46 Thoughts Every Nando’s Addict Knows Too Well

1. Just seen #CheekyNandos trending on Twitter and now I really want one.

2. I wonder who’ll come with me. Probably Dave. Dave loves Nando’s. But not as much I do.

3. Great, Dave’s up for it. I bet he’s going to get Lemon and Herb.

4. I’m getting Hot. Maybe one day I’ll get Extra Extra Hot and be respected by all.

5. Look at the queue! There’s no way I’m waiting. Let’s go to KFC.

6. No, I’m loyal to you Nando’s. I’ll wait as long as it takes.

7. Yeah, OBVIOUSLY I’ve been here before. What do you take me for?

8. Great, table 17. I’ll never remember that.

9. Why is this table so sticky?

10. Don’t even ask me if I want olives. I will shun you.

11. Nuts. What do I order? Standard 10 wings or ½ chicken?

12. The person in front of us just ordered a salad on its own. What’s the point? Stay at home next time, mate.

13. Dave’s going for a PLAIN Butterfly Burger. How embarrassing. Note to self: Don’t invite Dave next time.

14. I’m going for 10 Chicken Wings. Hot.

15. Is three sides too many sides? That squeaky Halloumi cheese is the best. I need that. And Chips with PERi-PERi Spice.

16. Also, some Fino Coleslaw. Because it’s not your average coleslaw. It’s Fino.

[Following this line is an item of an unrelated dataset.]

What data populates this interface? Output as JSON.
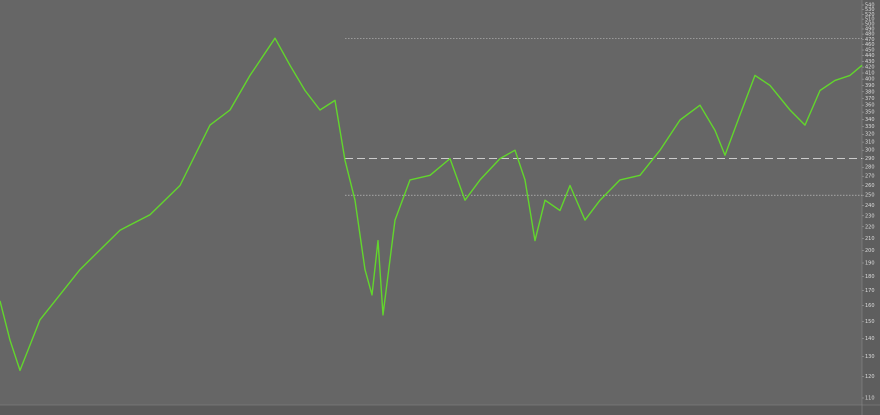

17. Do I want Macho Peas? I could be Macho if I wanted to be...

18. And some PERinaise. I’ll actually take a gallon of PERinaise and bathe in it tonight.

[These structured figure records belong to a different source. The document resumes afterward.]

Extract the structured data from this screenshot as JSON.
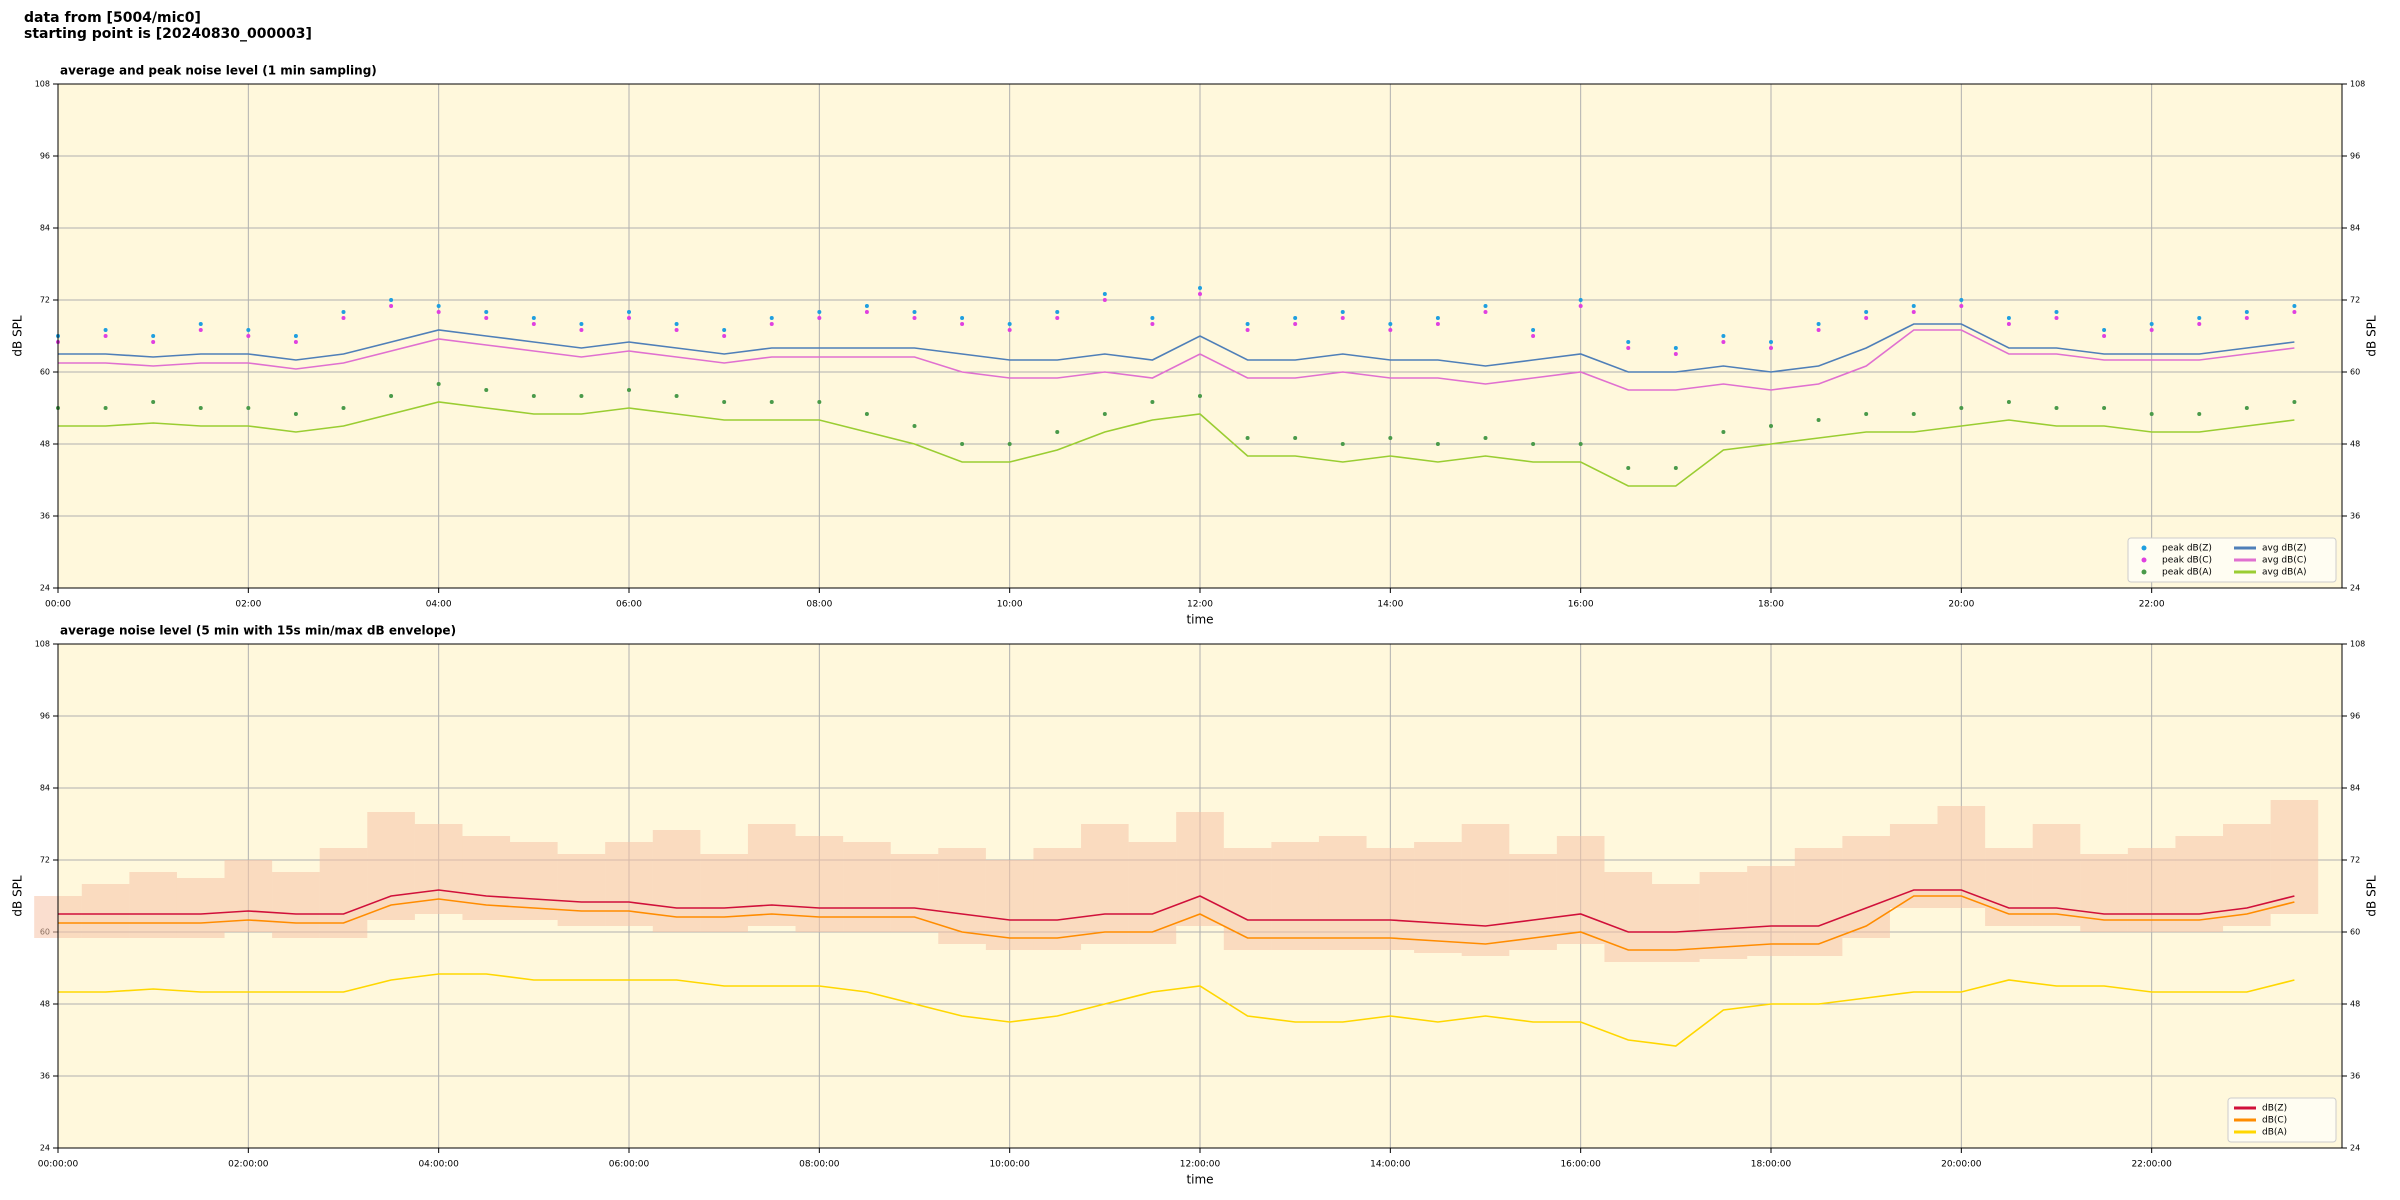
{
  "header": {
    "line1": "data from [5004/mic0]",
    "line2": "starting point is [20240830_000003]"
  },
  "chart_data": [
    {
      "type": "line",
      "title": "average and peak noise level (1 min sampling)",
      "xlabel": "time",
      "ylabel": "dB SPL",
      "y2label": "dB SPL",
      "xlim": [
        0,
        24
      ],
      "ylim": [
        24,
        108
      ],
      "y2lim": [
        24,
        108
      ],
      "xticks": [
        {
          "value": 0,
          "label": "00:00"
        },
        {
          "value": 2,
          "label": "02:00"
        },
        {
          "value": 4,
          "label": "04:00"
        },
        {
          "value": 6,
          "label": "06:00"
        },
        {
          "value": 8,
          "label": "08:00"
        },
        {
          "value": 10,
          "label": "10:00"
        },
        {
          "value": 12,
          "label": "12:00"
        },
        {
          "value": 14,
          "label": "14:00"
        },
        {
          "value": 16,
          "label": "16:00"
        },
        {
          "value": 18,
          "label": "18:00"
        },
        {
          "value": 20,
          "label": "20:00"
        },
        {
          "value": 22,
          "label": "22:00"
        }
      ],
      "yticks": [
        24,
        36,
        48,
        60,
        72,
        84,
        96,
        108
      ],
      "y2ticks": [
        24,
        36,
        48,
        60,
        72,
        84,
        96,
        108
      ],
      "grid": true,
      "background": "#fff8dc",
      "legend": "lower right",
      "legend_columns": 2,
      "x": [
        0,
        0.5,
        1,
        1.5,
        2,
        2.5,
        3,
        3.5,
        4,
        4.5,
        5,
        5.5,
        6,
        6.5,
        7,
        7.5,
        8,
        8.5,
        9,
        9.5,
        10,
        10.5,
        11,
        11.5,
        12,
        12.5,
        13,
        13.5,
        14,
        14.5,
        15,
        15.5,
        16,
        16.5,
        17,
        17.5,
        18,
        18.5,
        19,
        19.5,
        20,
        20.5,
        21,
        21.5,
        22,
        22.5,
        23,
        23.5
      ],
      "series": [
        {
          "name": "peak dB(Z)",
          "style": "points",
          "color": "#1f9fe0",
          "values": [
            66,
            67,
            66,
            68,
            67,
            66,
            70,
            72,
            71,
            70,
            69,
            68,
            70,
            68,
            67,
            69,
            70,
            71,
            70,
            69,
            68,
            70,
            73,
            69,
            74,
            68,
            69,
            70,
            68,
            69,
            71,
            67,
            72,
            65,
            64,
            66,
            65,
            68,
            70,
            71,
            72,
            69,
            70,
            67,
            68,
            69,
            70,
            71
          ]
        },
        {
          "name": "peak dB(C)",
          "style": "points",
          "color": "#e040e0",
          "values": [
            65,
            66,
            65,
            67,
            66,
            65,
            69,
            71,
            70,
            69,
            68,
            67,
            69,
            67,
            66,
            68,
            69,
            70,
            69,
            68,
            67,
            69,
            72,
            68,
            73,
            67,
            68,
            69,
            67,
            68,
            70,
            66,
            71,
            64,
            63,
            65,
            64,
            67,
            69,
            70,
            71,
            68,
            69,
            66,
            67,
            68,
            69,
            70
          ]
        },
        {
          "name": "peak dB(A)",
          "style": "points",
          "color": "#4a9a4a",
          "values": [
            54,
            54,
            55,
            54,
            54,
            53,
            54,
            56,
            58,
            57,
            56,
            56,
            57,
            56,
            55,
            55,
            55,
            53,
            51,
            48,
            48,
            50,
            53,
            55,
            56,
            49,
            49,
            48,
            49,
            48,
            49,
            48,
            48,
            44,
            44,
            50,
            51,
            52,
            53,
            53,
            54,
            55,
            54,
            54,
            53,
            53,
            54,
            55
          ]
        },
        {
          "name": "avg dB(Z)",
          "style": "line",
          "color": "#4f7fb8",
          "values": [
            63,
            63,
            62.5,
            63,
            63,
            62,
            63,
            65,
            67,
            66,
            65,
            64,
            65,
            64,
            63,
            64,
            64,
            64,
            64,
            63,
            62,
            62,
            63,
            62,
            66,
            62,
            62,
            63,
            62,
            62,
            61,
            62,
            63,
            60,
            60,
            61,
            60,
            61,
            64,
            68,
            68,
            64,
            64,
            63,
            63,
            63,
            64,
            65
          ]
        },
        {
          "name": "avg dB(C)",
          "style": "line",
          "color": "#e070d0",
          "values": [
            61.5,
            61.5,
            61,
            61.5,
            61.5,
            60.5,
            61.5,
            63.5,
            65.5,
            64.5,
            63.5,
            62.5,
            63.5,
            62.5,
            61.5,
            62.5,
            62.5,
            62.5,
            62.5,
            60,
            59,
            59,
            60,
            59,
            63,
            59,
            59,
            60,
            59,
            59,
            58,
            59,
            60,
            57,
            57,
            58,
            57,
            58,
            61,
            67,
            67,
            63,
            63,
            62,
            62,
            62,
            63,
            64
          ]
        },
        {
          "name": "avg dB(A)",
          "style": "line",
          "color": "#9acd32",
          "values": [
            51,
            51,
            51.5,
            51,
            51,
            50,
            51,
            53,
            55,
            54,
            53,
            53,
            54,
            53,
            52,
            52,
            52,
            50,
            48,
            45,
            45,
            47,
            50,
            52,
            53,
            46,
            46,
            45,
            46,
            45,
            46,
            45,
            45,
            41,
            41,
            47,
            48,
            49,
            50,
            50,
            51,
            52,
            51,
            51,
            50,
            50,
            51,
            52
          ]
        }
      ]
    },
    {
      "type": "line",
      "title": "average noise level (5 min with 15s min/max dB envelope)",
      "xlabel": "time",
      "ylabel": "dB SPL",
      "y2label": "dB SPL",
      "xlim": [
        0,
        24
      ],
      "ylim": [
        24,
        108
      ],
      "y2lim": [
        24,
        108
      ],
      "xticks": [
        {
          "value": 0,
          "label": "00:00:00"
        },
        {
          "value": 2,
          "label": "02:00:00"
        },
        {
          "value": 4,
          "label": "04:00:00"
        },
        {
          "value": 6,
          "label": "06:00:00"
        },
        {
          "value": 8,
          "label": "08:00:00"
        },
        {
          "value": 10,
          "label": "10:00:00"
        },
        {
          "value": 12,
          "label": "12:00:00"
        },
        {
          "value": 14,
          "label": "14:00:00"
        },
        {
          "value": 16,
          "label": "16:00:00"
        },
        {
          "value": 18,
          "label": "18:00:00"
        },
        {
          "value": 20,
          "label": "20:00:00"
        },
        {
          "value": 22,
          "label": "22:00:00"
        }
      ],
      "yticks": [
        24,
        36,
        48,
        60,
        72,
        84,
        96,
        108
      ],
      "y2ticks": [
        24,
        36,
        48,
        60,
        72,
        84,
        96,
        108
      ],
      "grid": true,
      "background": "#fff8dc",
      "legend": "lower right",
      "legend_columns": 1,
      "x": [
        0,
        0.5,
        1,
        1.5,
        2,
        2.5,
        3,
        3.5,
        4,
        4.5,
        5,
        5.5,
        6,
        6.5,
        7,
        7.5,
        8,
        8.5,
        9,
        9.5,
        10,
        10.5,
        11,
        11.5,
        12,
        12.5,
        13,
        13.5,
        14,
        14.5,
        15,
        15.5,
        16,
        16.5,
        17,
        17.5,
        18,
        18.5,
        19,
        19.5,
        20,
        20.5,
        21,
        21.5,
        22,
        22.5,
        23,
        23.5
      ],
      "envelope": {
        "color": "#f6c3a8",
        "low": [
          59,
          59,
          59,
          59,
          60,
          59,
          59,
          62,
          63,
          62,
          62,
          61,
          61,
          60,
          60,
          61,
          60,
          60,
          60,
          58,
          57,
          57,
          58,
          58,
          61,
          57,
          57,
          57,
          57,
          56.5,
          56,
          57,
          58,
          55,
          55,
          55.5,
          56,
          56,
          59,
          64,
          64,
          61,
          61,
          60,
          60,
          60,
          61,
          63
        ],
        "high": [
          66,
          68,
          70,
          69,
          72,
          70,
          74,
          80,
          78,
          76,
          75,
          73,
          75,
          77,
          73,
          78,
          76,
          75,
          73,
          74,
          72,
          74,
          78,
          75,
          80,
          74,
          75,
          76,
          74,
          75,
          78,
          73,
          76,
          70,
          68,
          70,
          71,
          74,
          76,
          78,
          81,
          74,
          78,
          73,
          74,
          76,
          78,
          82
        ]
      },
      "series": [
        {
          "name": "dB(Z)",
          "style": "line",
          "color": "#d0103a",
          "values": [
            63,
            63,
            63,
            63,
            63.5,
            63,
            63,
            66,
            67,
            66,
            65.5,
            65,
            65,
            64,
            64,
            64.5,
            64,
            64,
            64,
            63,
            62,
            62,
            63,
            63,
            66,
            62,
            62,
            62,
            62,
            61.5,
            61,
            62,
            63,
            60,
            60,
            60.5,
            61,
            61,
            64,
            67,
            67,
            64,
            64,
            63,
            63,
            63,
            64,
            66
          ]
        },
        {
          "name": "dB(C)",
          "style": "line",
          "color": "#ff8c00",
          "values": [
            61.5,
            61.5,
            61.5,
            61.5,
            62,
            61.5,
            61.5,
            64.5,
            65.5,
            64.5,
            64,
            63.5,
            63.5,
            62.5,
            62.5,
            63,
            62.5,
            62.5,
            62.5,
            60,
            59,
            59,
            60,
            60,
            63,
            59,
            59,
            59,
            59,
            58.5,
            58,
            59,
            60,
            57,
            57,
            57.5,
            58,
            58,
            61,
            66,
            66,
            63,
            63,
            62,
            62,
            62,
            63,
            65
          ]
        },
        {
          "name": "dB(A)",
          "style": "line",
          "color": "#ffd700",
          "values": [
            50,
            50,
            50.5,
            50,
            50,
            50,
            50,
            52,
            53,
            53,
            52,
            52,
            52,
            52,
            51,
            51,
            51,
            50,
            48,
            46,
            45,
            46,
            48,
            50,
            51,
            46,
            45,
            45,
            46,
            45,
            46,
            45,
            45,
            42,
            41,
            47,
            48,
            48,
            49,
            50,
            50,
            52,
            51,
            51,
            50,
            50,
            50,
            52
          ]
        }
      ]
    }
  ]
}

19. I’ll have a Fanta to extinguish the flames from my Hot Wings. Dave won’t need a drink for his plain burger. He might as well have got a salad with that other guy from the queue.

20. I’m one chilli away from my Red Reward! Get in.

21. Quick, grab the Garlic Peri Peri sauce, Dave!

22. Nooooo! It’s all gone. This trip is a disaster. Dave's a failure. Shouldn’t have come on a Saturday. Wild Herb will have to do.

23. I’m going to fill this glass with Fanta a minimum of four times to make up for the lack of Garlic Peri Peri sauce.

24. I haven’t got enough hands for cutlery. They should provide baskets. I might Tweet them that later.

25. I’m making small talk with Dave but really all I’m thinking about is whether those plates are mine.

26. Is that mine? No.

27. Is that mine? Lemon and Herb? Yeah right!

28. Is that mine? No.

29. That’s got to be mine. We were here before them!

30. Why does everybody in this entire restaurant have food but us?

31. Here comes Dave’s Plain Butterfly Burger. I’m going to tell everybody about this.

32. MY WINGS! <3

33. MY SIDES! <3

34. Don’t ask me if I’m enjoying my meal as I take my first bite. You’re ruining the moment.

35. Beautiful, juicy wings enveloped in a coating of pure fire. I love you.

36. My mouth is burning deeply like the love in my soul.

37. This Wild Herb sauce isn’t too bad but it’s no Garlic Peri Peri.

38. Halloumi is the work of a true cheese wizard. I should have ordered more.

39. They weren’t lying about the Fino in this coleslaw. It’s damn Fino if you ask me.

40. I feel like I’m about to give birth to a Nandino.

41. Four Fantas were a bad idea.

42. Should I get a fro yo? Dave’s not getting dessert. Am I a massive pig for even thinking about unlimited fro yo?

43. No, I’ll hold back.

44. "Thanks for the meal, see you tomorrow, mate!"

45. Woah, did I just say, ‘see you tomorrow’ to the waiter?!

46. How many days in a row is it acceptable to have a cheeky Nando’s?